Discussion in 'Options' started by serg007, Apr 19, 2005.

  1. serg007


    Hi everybody !
    I am new to this ET area, so please forgive me if this question was already discussed earlier.
    I am considering selling May call option on my current long DIA position, but I am doubtful about the mechanics of this trade.
    For example, the cost of DIA long is 101,50 and I can sell May call with 103 strike at $1.
    If on expiration DIA will trade below 103, no questions, I just pocket the $1 premium.
    But what happens if DIA goes above 103 before expiration and then falls ? Will the option be exercised ? (I've heard the options traded on US exchanges are usually American style).
    If it will, how it will be reflected on the account- will I have 2 different positions in DIA (long 101,50 ans short 103) or I will be squared ? :confused:

    I will really appreciate any reply :)
  2. Ninja


  3. MTE


    I suggest you get yourself educated before trading options, but to answer your question:

    You're correct, if DIA expires below 103 then you pocket the $1 premium. Options don't get exercised the instant they go ITM, so if the DIA goes above 103 it doesn't automatically mean that you'll be assigned. Generally spreaking, as long as an option has more than $0.25 time value the risk of early assignment is low, once the time value goes below $0.25 you may be assigned early, and yes, DIA options are American-style.

    In any case, if you're assigned (be at expiry or early) your calls are covered, which means that your stock position will be used to deliver on those calls. In other words, you'd be effectively selling your long stock position at the strike.

    By the way, no matter what happens, you still keep that $1 premium.
  4. serg007


    Thanks a lot, Ninja for the links and MTE for the detailed answer :)
  5. You should always ask yourself why you want to sell the covered call. I think if you read up on covered calls and understand the strategy better, you will get a better idea of what the mechanics are which strikes to choose, as well as what are good situations to do so.

    Now the heart of your question appears to be early assignment. the chances of being assigned early on a short option are pretty small if there is time to expiration and time value premium on the option. Now if the short call is OTM, the odds are small to none that you would be assigned early.

    If the short call is ITM and there is still a time value premium, the odds are also pretty low that you will be assigned early. When that time value premium erodes, the chances of being assigned early increases drastically.

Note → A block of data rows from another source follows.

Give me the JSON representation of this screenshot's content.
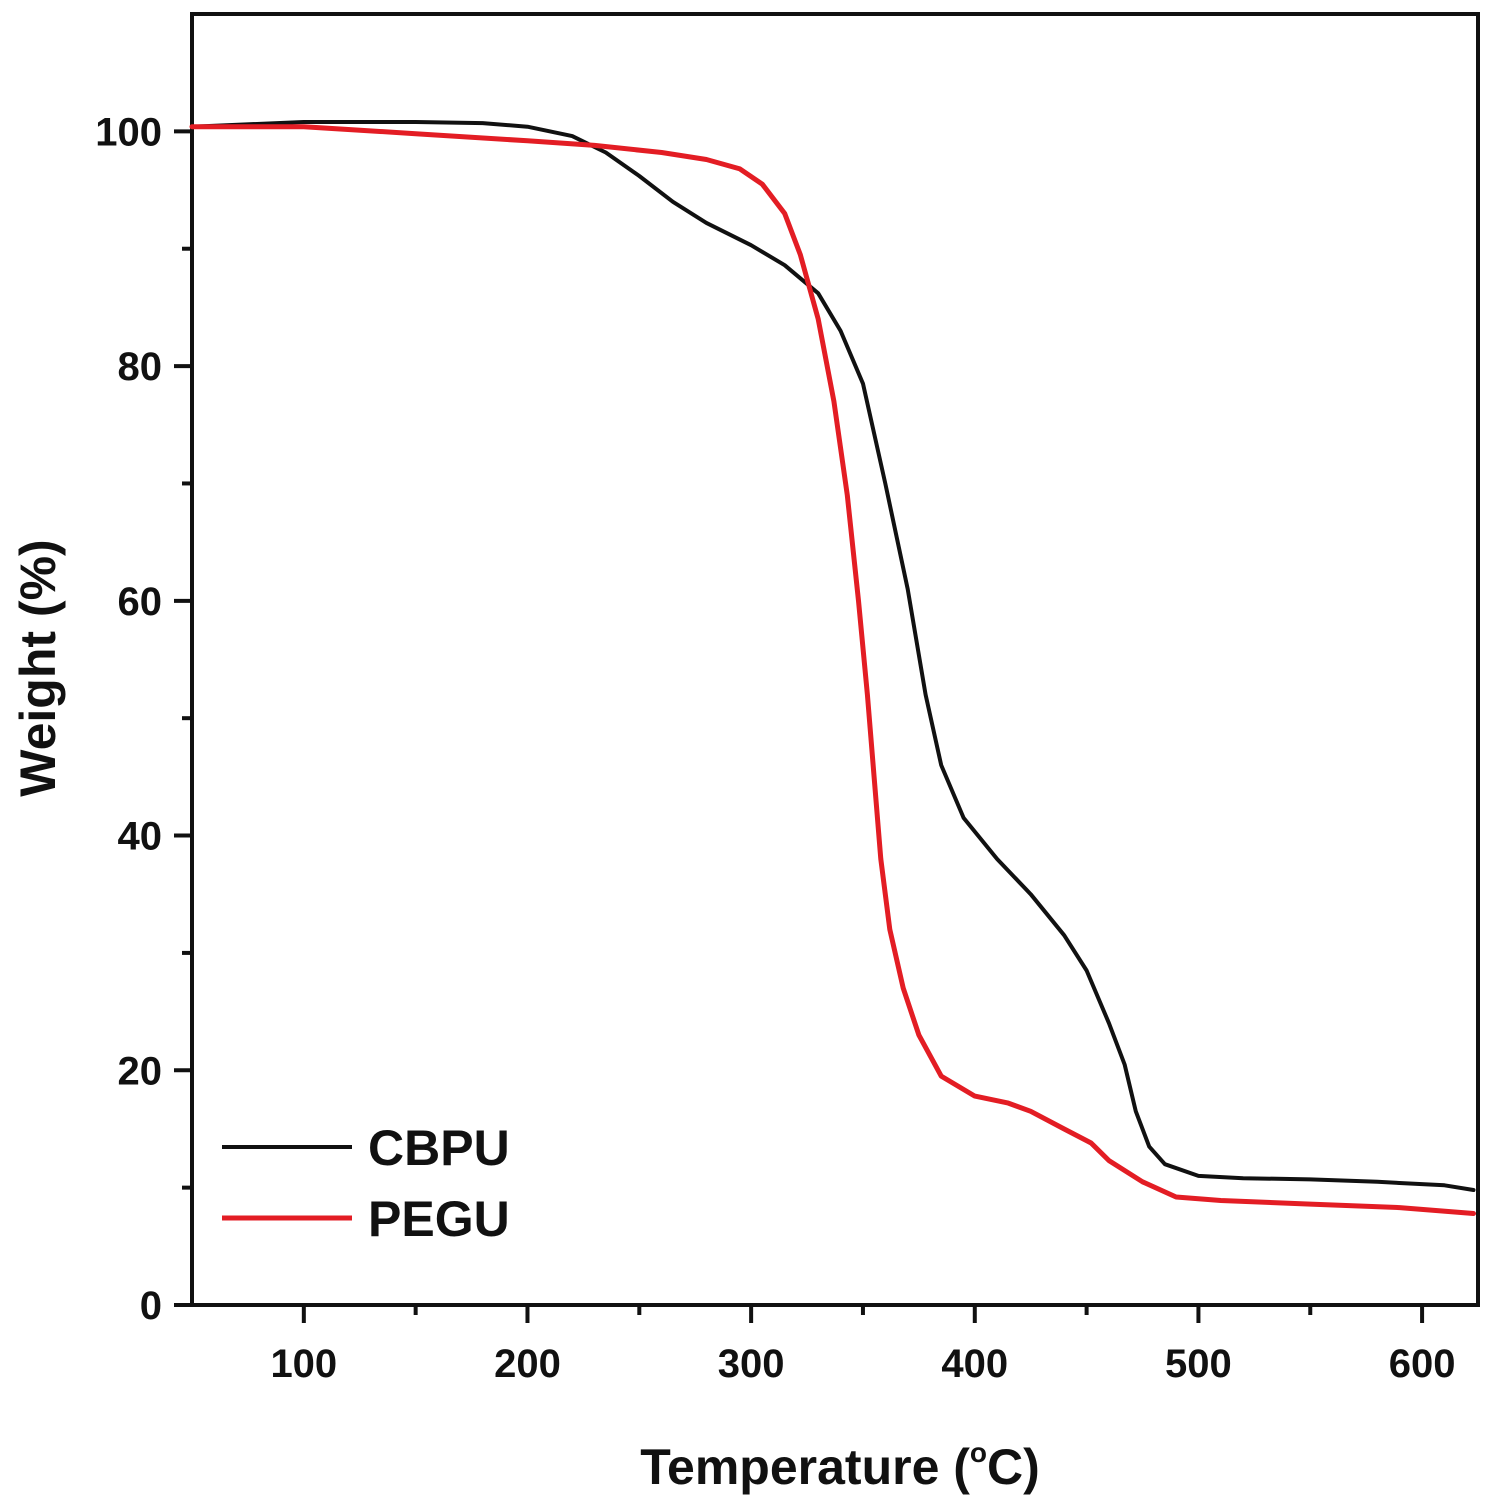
{
  "chart_data": {
    "type": "line",
    "xlabel": "Temperature (°C)",
    "xlabel_parts": {
      "main": "Temperature (",
      "degree": "o",
      "unit": "C)"
    },
    "ylabel": "Weight (%)",
    "xlim": [
      50,
      625
    ],
    "ylim": [
      0,
      110
    ],
    "xticks": [
      100,
      200,
      300,
      400,
      500,
      600
    ],
    "xticks_minor": [
      150,
      250,
      350,
      450,
      550
    ],
    "yticks": [
      0,
      20,
      40,
      60,
      80,
      100
    ],
    "yticks_minor": [
      10,
      30,
      50,
      70,
      90
    ],
    "grid": false,
    "legend_position": "bottom-left",
    "series": [
      {
        "name": "CBPU",
        "color": "#111111",
        "points": [
          [
            50,
            100.4
          ],
          [
            100,
            100.8
          ],
          [
            150,
            100.8
          ],
          [
            180,
            100.7
          ],
          [
            200,
            100.4
          ],
          [
            220,
            99.6
          ],
          [
            235,
            98.2
          ],
          [
            250,
            96.2
          ],
          [
            265,
            94.0
          ],
          [
            280,
            92.2
          ],
          [
            300,
            90.3
          ],
          [
            315,
            88.6
          ],
          [
            330,
            86.2
          ],
          [
            340,
            83.0
          ],
          [
            350,
            78.5
          ],
          [
            360,
            70.0
          ],
          [
            370,
            61.0
          ],
          [
            378,
            52.0
          ],
          [
            385,
            46.0
          ],
          [
            395,
            41.5
          ],
          [
            410,
            38.0
          ],
          [
            425,
            35.0
          ],
          [
            440,
            31.5
          ],
          [
            450,
            28.5
          ],
          [
            460,
            24.0
          ],
          [
            467,
            20.5
          ],
          [
            472,
            16.5
          ],
          [
            478,
            13.5
          ],
          [
            485,
            12.0
          ],
          [
            500,
            11.0
          ],
          [
            520,
            10.8
          ],
          [
            550,
            10.7
          ],
          [
            580,
            10.5
          ],
          [
            610,
            10.2
          ],
          [
            623,
            9.8
          ]
        ]
      },
      {
        "name": "PEGU",
        "color": "#e31d24",
        "points": [
          [
            50,
            100.4
          ],
          [
            100,
            100.4
          ],
          [
            150,
            99.8
          ],
          [
            200,
            99.2
          ],
          [
            230,
            98.8
          ],
          [
            260,
            98.2
          ],
          [
            280,
            97.6
          ],
          [
            295,
            96.8
          ],
          [
            305,
            95.5
          ],
          [
            315,
            93.0
          ],
          [
            322,
            89.5
          ],
          [
            330,
            84.0
          ],
          [
            337,
            77.0
          ],
          [
            343,
            69.0
          ],
          [
            348,
            60.0
          ],
          [
            352,
            52.0
          ],
          [
            355,
            45.0
          ],
          [
            358,
            38.0
          ],
          [
            362,
            32.0
          ],
          [
            368,
            27.0
          ],
          [
            375,
            23.0
          ],
          [
            385,
            19.5
          ],
          [
            400,
            17.8
          ],
          [
            415,
            17.2
          ],
          [
            425,
            16.5
          ],
          [
            440,
            15.0
          ],
          [
            452,
            13.8
          ],
          [
            460,
            12.3
          ],
          [
            475,
            10.5
          ],
          [
            490,
            9.2
          ],
          [
            510,
            8.9
          ],
          [
            550,
            8.6
          ],
          [
            590,
            8.3
          ],
          [
            623,
            7.8
          ]
        ]
      }
    ]
  }
}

    However, if you are assigned early your still will be called away for the maximum profit on your covered call position so it should not worry you.

    But as was pointed out, take the time to research and read the ins and outs of the strategy. Research before reward.

    Coach Phil
  6. serg007


    Thanks for input, Coach Phil :)

    Here is my reasoning. I have some long position in Dow from about 10150 but I don't believe it will rise sharply. Rather I wait for the small rally towards 10350-10400 and then resumption of downtrend. I am considering selling my long there, so why not to enhance return by pocketing some premium ?
  7. Selling the calls will reduce your basis slightly in your stock position and thus reduce your risk and provide a partial hedge. Of course this hedge is limited to the premium collected so just be careful if we start experiencing those 100 point down days again.

    If you selling covered calls and expecting a rally then you stand a chance of getting called out of your stock so you might not have to worry about making the decision to sell, it will be made for you- but at a profit! So in an upward trending market, covered calls take the guesswork out of your exit, as long as they are ITM by expiration.

    Like I said, covered calls make stock ownership less risky but you still have significant risk beyond the premium collected. So if the market starts going down hard (say below previous support at 10,000), get ready to pull the trigger to limit a big loss.

    Good luck!

    Coach Phil

  8. serg007


    Sure, stops shouldn't be forgotten :D
    Thanks again and good luck !

  9. If you don't think a position is going higher - why continue to hold it & have downside exposure -- The risk/reward of this strategy baffles me. Limited upside - unlimited downside minus $1.
  10. He did think it was going higher in the short-term as his post said. Whether he is right is another thing but his question was based on expecting a short-rally and wanting to add covered calls to enhance the returns and close out the position.